|Location Map ( geo)|
|Distance:||12.1 miles (19.5 km)|
|Meets:||A610, A6002, B6009, B6010, A608, B6018, B6016, A38, B6019|
|Former Number(s):||A610, A613|
|Route outline (key)|
The B600 is a medium-length B-road in the East Midlands.
The road starts at the Nuthall island off M1 junction 26, with the A610 and A6002. The first section of this approaches Nuthall itself, and used to be the A610 before the bypass was built. A TOTSO on the B600 results just after it crosses under the M1, the old A610, now unclassified, continues through Nuthall and on to Kimberley and Eastwood. This was always the starting point of the old A613, as the M1 pre-dates the A610 bypass - junction 26 was originally a spur to the A610.
Skirting Nuthall to the north we enter Watnall, shortly after which the B6009 leaves towards Hucknall. The B600 passes through small villages like Greasley and then Moorgreen, where it meets the B6010 to Eastwood. Now more rural, it twists past Moorgreen reservoir, running across the dam, and on towards Underwood and the A608. The two roads multiplex for a while; given the current situation it is surprising that the junction priorities favour the B600 - the A608 has to give way to the B600 at both junctions. However, when you consider the B600 is the former A613 it becomes more logical, plus the trajectories of the junctions are both quite acute.

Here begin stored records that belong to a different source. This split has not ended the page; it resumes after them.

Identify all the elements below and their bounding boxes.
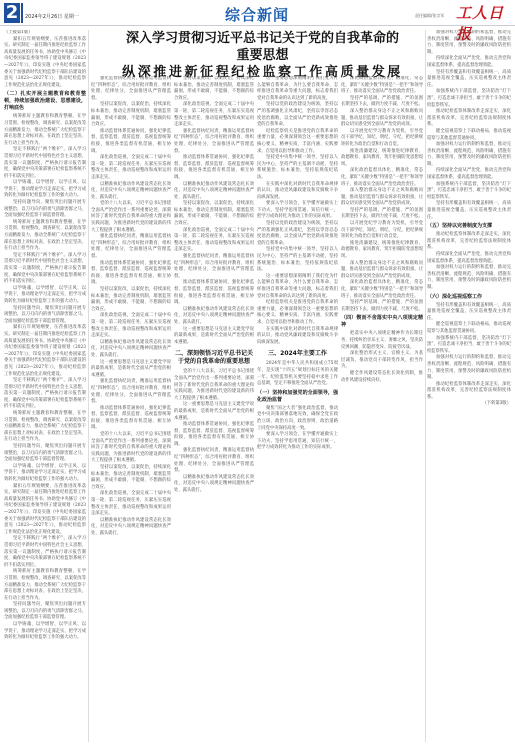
paragraph: 深化政治巡视，全面完成二十届中央第一轮、第二轮巡视任务，压紧压实巡视整改主体责任… bbox=[174, 102, 254, 128]
paragraph: 统筹抓好主题教育和教育整顿，在学习贯彻、检视整改、调查研究、以案促改等方面精准发… bbox=[4, 220, 86, 253]
paragraph: 推动监督体系贯通协同，强化纪律监督、监察监督、派驻监督、巡视监督统筹衔接，推进各… bbox=[91, 406, 171, 432]
paragraph: 深化政治监督具体化、精准化、常态化，紧盯“关键少数”特别是“一把手”和领导班子，… bbox=[341, 280, 423, 300]
section-heading: 二、深刻领悟习近平总书记关于党的自我革命的重要思想 bbox=[174, 350, 254, 366]
paragraph: 党的十八大以来，习近平总书记围绕全面从严治党作出一系列重要论述，深刻回答了新时代… bbox=[174, 369, 254, 402]
paragraph: 要深入学习领会，在学懂弄通做实上下功夫，坚持学思用贯通、知信行统一，把学习成效转… bbox=[257, 432, 338, 452]
paragraph: 以精准执纪推动作风建设常态化长效化，对违反中央八项规定精神问题快查严处、露头就打… bbox=[91, 340, 171, 360]
paragraph: 加强对权力运行的制约和监督，推动完善权责清晰、流程规范、风险明确、措施有力、制度… bbox=[427, 30, 511, 56]
article-column-5: 深化政治监督具体化、精准化、常态化，紧盯“关键少数”特别是“一把手”和领导班子，… bbox=[341, 76, 423, 742]
paragraph: 以开展党纪学习教育为契机，引导党员干部学纪、知纪、明纪、守纪，把纪律规矩转化为政… bbox=[341, 129, 423, 149]
paragraph: 坚持有形覆盖和有效覆盖相统一，高质量推进巡视全覆盖，压实巡视整改主体责任。 bbox=[427, 201, 511, 221]
paragraph: 坚持以案促改、以案促治，持续深化标本兼治，推动完善制度机制，堵塞监管漏洞，形成不… bbox=[91, 287, 171, 313]
paragraph: 紧扣五年规划纲要，压茬推进改革落实。研究制定一届任期内推进纪检监察工作高质量发展… bbox=[4, 37, 86, 90]
paragraph: 坚持以党的政治建设为统领，坚持以严的基调强化正风肃纪，坚持以零容忍态度惩治腐败，… bbox=[257, 102, 338, 128]
paragraph: 深入整治群众身边不正之风和腐败问题，推动基层监督与群众诉求有效衔接，让群众切实感… bbox=[341, 261, 423, 281]
paragraph: 持续深化全面从严治党，推动完善党和国家监督体系，提高监督治理效能。 bbox=[427, 168, 511, 181]
paragraph: 统筹抓好主题教育和教育整顿，在学习贯彻、检视整改、调查研究、以案促改等方面精准发… bbox=[4, 569, 86, 602]
paragraph: 加强系统内干部监督，坚决防治“灯下黑”，打造忠诚干净担当、敢于善于斗争的纪检监察… bbox=[427, 336, 511, 356]
paragraph: 加强系统内干部监督，坚决防治“灯下黑”，打造忠诚干净担当、敢于善于斗争的纪检监察… bbox=[427, 182, 511, 202]
paragraph: 以学铸魂、以学增智、以学正风、以学促干，推动理论学习走深走实，把学习成效转化为做… bbox=[4, 464, 86, 484]
paragraph: 深化整治形式主义、官僚主义，为基层减负，推动党员干部转变作风、担当作为。 bbox=[341, 351, 423, 371]
continuation-note: （上接第1版） bbox=[4, 30, 86, 37]
headline-line-1: 深入学习贯彻习近平总书记关于党的自我革命的重要思想 bbox=[120, 30, 405, 64]
paragraph: 紧扣五年规划纲要，压茬推进改革落实。研究制定一届任期内推进纪检监察工作高质量发展… bbox=[4, 484, 86, 537]
paragraph: 在实践中深化对新时代自我革命规律的认识，推动党风廉政建设和反腐败斗争向纵深发展。 bbox=[257, 327, 338, 347]
paragraph: 强化监督执纪问责，精准运用监督执纪“四种形态”，综合用好批评教育、组织处理、纪律… bbox=[174, 129, 254, 155]
paragraph: 推动纪检监察体制改革走深走实，深化派驻机构改革，完善纪检监察法规制度体系。 bbox=[427, 109, 511, 129]
paragraph: 以精准执纪推动作风建设常态化长效化，对违反中央八项规定精神问题快查严处、露头就打… bbox=[91, 518, 171, 538]
paragraph: 紧扣五年规划纲要，压茬推进改革落实。研究制定一届任期内推进纪检监察工作高质量发展… bbox=[4, 325, 86, 378]
masthead: 2 2024年2月26日 星期一 综合新闻 责任编辑/张宗军 工人日报 bbox=[0, 0, 515, 26]
paragraph: 推动监督体系贯通协同，强化纪律监督、监察监督、派驻监督、巡视监督统筹衔接，推进各… bbox=[91, 261, 171, 287]
paragraph: 坚持以案促改、以案促治，持续深化标本兼治，推动完善制度机制，堵塞监管漏洞，形成不… bbox=[174, 76, 254, 102]
paragraph: 深入整治群众身边不正之风和腐败问题，推动基层监督与群众诉求有效衔接，让群众切实感… bbox=[341, 188, 423, 208]
paragraph: 坚持问题导向，聚焦突出问题开展专项整治，以刀刃向内的勇气清除害群之马，全面加强纪… bbox=[4, 306, 86, 326]
paragraph: 坚定不移践行“两个维护”。深入学习贯彻习近平新时代中国特色社会主义思想，落实第一… bbox=[4, 147, 86, 180]
paragraph: 持续深化全面从严治党，推动完善党和国家监督体系，提高监督治理效能。 bbox=[427, 56, 511, 69]
paragraph: 这一重要思想是马克思主义建党学说的最新成果，是新时代全面从严治党的根本遵循。 bbox=[174, 402, 254, 422]
page-number-bar bbox=[21, 3, 23, 23]
section-title: 综合新闻 bbox=[225, 4, 289, 25]
subheading: （五）坚持以完善制度为支撑 bbox=[427, 223, 511, 230]
paragraph: 健全巡视巡察上下联动格局，推动巡视巡察与其他监督贯通协同。 bbox=[427, 129, 511, 142]
paragraph: 深化政治巡视，全面完成二十届中央第一轮、第二轮巡视任务，压紧压实巡视整改主体责任… bbox=[91, 491, 171, 517]
paragraph: 2024年是中华人民共和国成立75周年，是实现“十四五”规划目标任务的关键一年。… bbox=[257, 361, 338, 387]
subheading: （六）深化巡视巡察工作 bbox=[427, 294, 511, 301]
paragraph: 推动监督体系贯通协同，强化纪律监督、监察监督、派驻监督、巡视监督统筹衔接，推进各… bbox=[91, 129, 171, 155]
paragraph: 以学铸魂、以学增智、以学正风、以学促干，推动理论学习走深走实，把学习成效转化为做… bbox=[4, 622, 86, 642]
paragraph: 坚持以案促改、以案促治，持续深化标本兼治，推动完善制度机制，堵塞监管漏洞，形成不… bbox=[174, 201, 254, 227]
paragraph: 推动监督体系贯通协同，强化纪律监督、监察监督、派驻监督、巡视监督统筹衔接，推进各… bbox=[174, 422, 254, 448]
paragraph: 强化监督执纪问责，精准运用监督执纪“四种形态”，综合用好批评教育、组织处理、纪律… bbox=[91, 379, 171, 405]
paragraph: 坚持以党的政治建设为统领，坚持以严的基调强化正风肃纪，坚持以零容忍态度惩治腐败，… bbox=[257, 221, 338, 247]
paragraph: 强化监督执纪问责，精准运用监督执纪“四种形态”，综合用好批评教育、组织处理、纪律… bbox=[174, 448, 254, 474]
paragraph: 推动纪检监察体制改革走深走实，深化派驻机构改革，完善纪检监察法规制度体系。 bbox=[427, 382, 511, 402]
paragraph: 以学铸魂、以学增智、以学正风、以学促干，推动理论学习走深走实，把学习成效转化为做… bbox=[4, 180, 86, 200]
paragraph: 坚持有形覆盖和有效覆盖相统一，高质量推进巡视全覆盖，压实巡视整改主体责任。 bbox=[427, 70, 511, 90]
paragraph: 推动监督体系贯通协同，强化纪律监督、监察监督、派驻监督、巡视监督统筹衔接，推进各… bbox=[174, 280, 254, 306]
continued-on-page-note: （下转第3版） bbox=[427, 401, 511, 408]
paragraph: 坚持严的基调、严的措施、严的氛围长期坚持下去，做到力度不减、尺度不松。 bbox=[341, 208, 423, 221]
subheading: （一）坚持和加强党的全面领导，强化政治监督 bbox=[257, 390, 338, 404]
paragraph: 坚持党中央集中统一领导，坚持以人民为中心，坚持严的主基调不动摇，坚持系统施治、标… bbox=[257, 247, 338, 273]
paragraph: 加强对权力运行的制约和监督，推动完善权责清晰、流程规范、风险明确、措施有力、制度… bbox=[427, 265, 511, 291]
paragraph: 持续深化全面从严治党，推动完善党和国家监督体系，提高监督治理效能。 bbox=[427, 252, 511, 265]
paragraph: 这一重要思想深刻阐明了我们党为什么能够自我革命、为什么要自我革命、怎样推进自我革… bbox=[257, 76, 338, 102]
paragraph: 坚持问题导向，聚焦突出问题开展专项整治，以刀刃向内的勇气清除害群之马，全面加强纪… bbox=[4, 602, 86, 622]
page-number: 2 bbox=[4, 3, 20, 23]
paragraph: 要深入学习领会，在学懂弄通做实上下功夫，坚持学思用贯通、知信行统一，把学习成效转… bbox=[257, 201, 338, 221]
paragraph: 在实践中深化对新时代自我革命规律的认识，推动党风廉政建设和反腐败斗争向纵深发展。 bbox=[257, 182, 338, 202]
paragraph: 深化政治监督具体化、精准化、常态化，紧盯“关键少数”特别是“一把手”和领导班子，… bbox=[341, 76, 423, 96]
editor-credit: 责任编辑/张宗军 bbox=[415, 13, 444, 19]
paragraph: 强化监督执纪问责，精准运用监督执纪“四种形态”，综合用好批评教育、组织处理、纪律… bbox=[91, 234, 171, 260]
paragraph: 统筹抓好主题教育和教育整顿，在学习贯彻、检视整改、调查研究、以案促改等方面精准发… bbox=[4, 114, 86, 147]
column-divider bbox=[88, 30, 89, 742]
paragraph: 党的十八大以来，习近平总书记围绕全面从严治党作出一系列重要论述，深刻回答了新时代… bbox=[91, 432, 171, 465]
paragraph: 以学铸魂、以学增智、以学正风、以学促干，推动理论学习走深走实，把学习成效转化为做… bbox=[4, 286, 86, 306]
paragraph: 这一重要思想深刻阐明了我们党为什么能够自我革命、为什么要自我革命、怎样推进自我革… bbox=[257, 274, 338, 300]
paragraph: 坚定不移践行“两个维护”。深入学习贯彻习近平新时代中国特色社会主义思想，落实第一… bbox=[4, 536, 86, 569]
paragraph: 以精准执纪推动作风建设常态化长效化，对违反中央八项规定精神问题快查严处、露头就打… bbox=[174, 182, 254, 202]
paragraph: 以精准执纪推动作风建设常态化长效化，对违反中央八项规定精神问题快查严处、露头就打… bbox=[91, 182, 171, 202]
paragraph: 纪检监察机关是推进党的自我革命的重要力量，必须深刻领会这一重要思想的核心要义、精… bbox=[257, 129, 338, 155]
article-column-4: 这一重要思想深刻阐明了我们党为什么能够自我革命、为什么要自我革命、怎样推进自我革… bbox=[257, 76, 338, 742]
paragraph: 坚持问题导向，聚焦突出问题开展专项整治，以刀刃向内的勇气清除害群之马，全面加强纪… bbox=[4, 444, 86, 464]
paragraph: 以开展党纪学习教育为契机，引导党员干部学纪、知纪、明纪、守纪，把纪律规矩转化为政… bbox=[341, 221, 423, 241]
paragraph: 推动监督体系贯通协同，强化纪律监督、监察监督、派驻监督、巡视监督统筹衔接，推进各… bbox=[174, 155, 254, 181]
paragraph: 坚持问题导向，聚焦突出问题开展专项整治，以刀刃向内的勇气清除害群之马，全面加强纪… bbox=[4, 200, 86, 220]
paragraph: 坚持以案促改、以案促治，持续深化标本兼治，推动完善制度机制，堵塞监管漏洞，形成不… bbox=[91, 102, 171, 128]
paragraph: 坚持严的基调、严的措施、严的氛围长期坚持下去，做到力度不减、尺度不松。 bbox=[341, 300, 423, 313]
article-column-3: 坚持以案促改、以案促治，持续深化标本兼治，推动完善制度机制，堵塞监管漏洞，形成不… bbox=[174, 76, 254, 742]
paragraph: 坚持党中央集中统一领导，坚持以人民为中心，坚持严的主基调不动摇，坚持系统施治、标… bbox=[257, 155, 338, 181]
paragraph: 深入整治群众身边不正之风和腐败问题，推动基层监督与群众诉求有效衔接，让群众切实感… bbox=[341, 109, 423, 129]
paragraph: 深化政治巡视，全面完成二十届中央第一轮、第二轮巡视任务，压紧压实巡视整改主体责任… bbox=[174, 228, 254, 254]
paragraph: 以精准执纪推动作风建设常态化长效化，对违反中央八项规定精神问题快查严处、露头就打… bbox=[174, 475, 254, 495]
article-column-2: 强化监督执纪问责，精准运用监督执纪“四种形态”，综合用好批评教育、组织处理、纪律… bbox=[91, 76, 171, 742]
paragraph: 坚定不移践行“两个维护”。深入学习贯彻习近平新时代中国特色社会主义思想，落实第一… bbox=[4, 253, 86, 286]
section-heading: 三、2024年主要工作 bbox=[257, 350, 338, 358]
paragraph: 加强系统内干部监督，坚决防治“灯下黑”，打造忠诚干净担当、敢于善于斗争的纪检监察… bbox=[427, 89, 511, 109]
article-column-6: 加强对权力运行的制约和监督，推动完善权责清晰、流程规范、风险明确、措施有力、制度… bbox=[427, 30, 511, 742]
paragraph: 推进清廉建设，统筹推进纪律教育、政德教育、家风教育，筑牢拒腐防变思想堤坝。 bbox=[341, 241, 423, 261]
paragraph: 纪检监察机关是推进党的自我革命的重要力量，必须深刻领会这一重要思想的核心要义、精… bbox=[257, 300, 338, 326]
subheading: （二）扎实开展主题教育和教育整顿，持续加强政治建设、思想建设，打响底色 bbox=[4, 91, 86, 112]
subheading: （四）锲而不舍落实中央八项规定精神 bbox=[341, 315, 423, 329]
paragraph: 坚持严的基调、严的措施、严的氛围长期坚持下去，做到力度不减、尺度不松。 bbox=[341, 96, 423, 109]
paragraph: 坚持有形覆盖和有效覆盖相统一，高质量推进巡视全覆盖，压实巡视整改主体责任。 bbox=[427, 303, 511, 323]
paragraph: 党的十八大以来，习近平总书记围绕全面从严治党作出一系列重要论述，深刻回答了新时代… bbox=[91, 201, 171, 234]
paragraph: 这一重要思想是马克思主义建党学说的最新成果，是新时代全面从严治党的根本遵循。 bbox=[174, 327, 254, 347]
paragraph: 以精准执纪推动作风建设常态化长效化，对违反中央八项规定精神问题快查严处、露头就打… bbox=[174, 307, 254, 327]
headline: 深入学习贯彻习近平总书记关于党的自我革命的重要思想 纵深推进新征程纪检监察工作高… bbox=[120, 30, 405, 81]
paragraph: 深化政治监督具体化、精准化、常态化，紧盯“关键少数”特别是“一把手”和领导班子，… bbox=[341, 168, 423, 188]
paragraph: 深化政治巡视，全面完成二十届中央第一轮、第二轮巡视任务，压紧压实巡视整改主体责任… bbox=[91, 313, 171, 339]
article-column-1: （上接第1版） 紧扣五年规划纲要，压茬推进改革落实。研究制定一届任期内推进纪检监… bbox=[4, 30, 86, 742]
paragraph: 坚定不移践行“两个维护”。深入学习贯彻习近平新时代中国特色社会主义思想，落实第一… bbox=[4, 378, 86, 411]
paragraph: 健全巡视巡察上下联动格局，推动巡视巡察与其他监督贯通协同。 bbox=[427, 322, 511, 335]
paragraph: 深化政治巡视，全面完成二十届中央第一轮、第二轮巡视任务，压紧压实巡视整改主体责任… bbox=[91, 155, 171, 181]
paragraph: 强化监督执纪问责，精准运用监督执纪“四种形态”，综合用好批评教育、组织处理、纪律… bbox=[91, 76, 171, 102]
issue-date: 2024年2月26日 星期一 bbox=[25, 13, 79, 20]
paragraph: 加强对权力运行的制约和监督，推动完善权责清晰、流程规范、风险明确、措施有力、制度… bbox=[427, 355, 511, 381]
paragraph: 推动纪检监察体制改革走深走实，深化派驻机构改革，完善纪检监察法规制度体系。 bbox=[427, 232, 511, 252]
paragraph: 健全作风建设常态化长效化机制，推动作风建设持续向好。 bbox=[341, 371, 423, 384]
paragraph: 加强对权力运行的制约和监督，推动完善权责清晰、流程规范、风险明确、措施有力、制度… bbox=[427, 142, 511, 168]
paragraph: 坚持以案促改、以案促治，持续深化标本兼治，推动完善制度机制，堵塞监管漏洞，形成不… bbox=[91, 465, 171, 491]
paragraph: 推进清廉建设，统筹推进纪律教育、政德教育、家风教育，筑牢拒腐防变思想堤坝。 bbox=[341, 149, 423, 169]
paragraph: 这一重要思想是马克思主义建党学说的最新成果，是新时代全面从严治党的根本遵循。 bbox=[91, 360, 171, 380]
paragraph: 强化监督执纪问责，精准运用监督执纪“四种形态”，综合用好批评教育、组织处理、纪律… bbox=[174, 254, 254, 280]
column-divider bbox=[425, 30, 426, 742]
paragraph: 聚焦“国之大者”强化政治监督，推动党中央决策部署落地见效，确保全党在政治立场、政… bbox=[257, 406, 338, 432]
paragraph: 把落实中央八项规定精神作为长期任务，持续纠治享乐主义、奢靡之风，坚决防反弹回潮、… bbox=[341, 331, 423, 351]
paragraph: 统筹抓好主题教育和教育整顿，在学习贯彻、检视整改、调查研究、以案促改等方面精准发… bbox=[4, 411, 86, 444]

Leaving Underwood on the second A608 TOTSO, the B600 heads through Bagthorpe and at Selston turns sharply left and ends its paralleling of the M1. Now heading westwards, the road shortly crosses the county boundary into Derbyshire (at Pye Bridge) and enters Somercotes. The road steers gradually to the north and then crosses the current A38 at a grade-separated interchange before entering Alfreton, where it ends at a mini-roundabout on the B6019 a short distance east of the A61.
With the exception of the short section east of the centre of Nuthall which was the original route of the A610 all of the above was numbered A613 in 1922 and was an important route northwest of Nottingham. However, the construction of the M1 in the 1960s provided a much faster route on this corridor, so the road was given the B600 number around 1971.
This was, as far as is known, the first use of the B600 number, a fact that is due to an interesting anomaly in the English road-numbering system. In the other 5 zones, all numbers between Bx00 and Bx49 were originally allocated to the County of London (although in no cases were all 50 numbers used); however, the 6 zone did not reach central London, going no further south than Chipping Barnet, on the Middlesex/Hertfordshire border, so no numbers lower than the B650 were originally allocated. The legacy of this can be seen today, with few of these numbers ever having been used.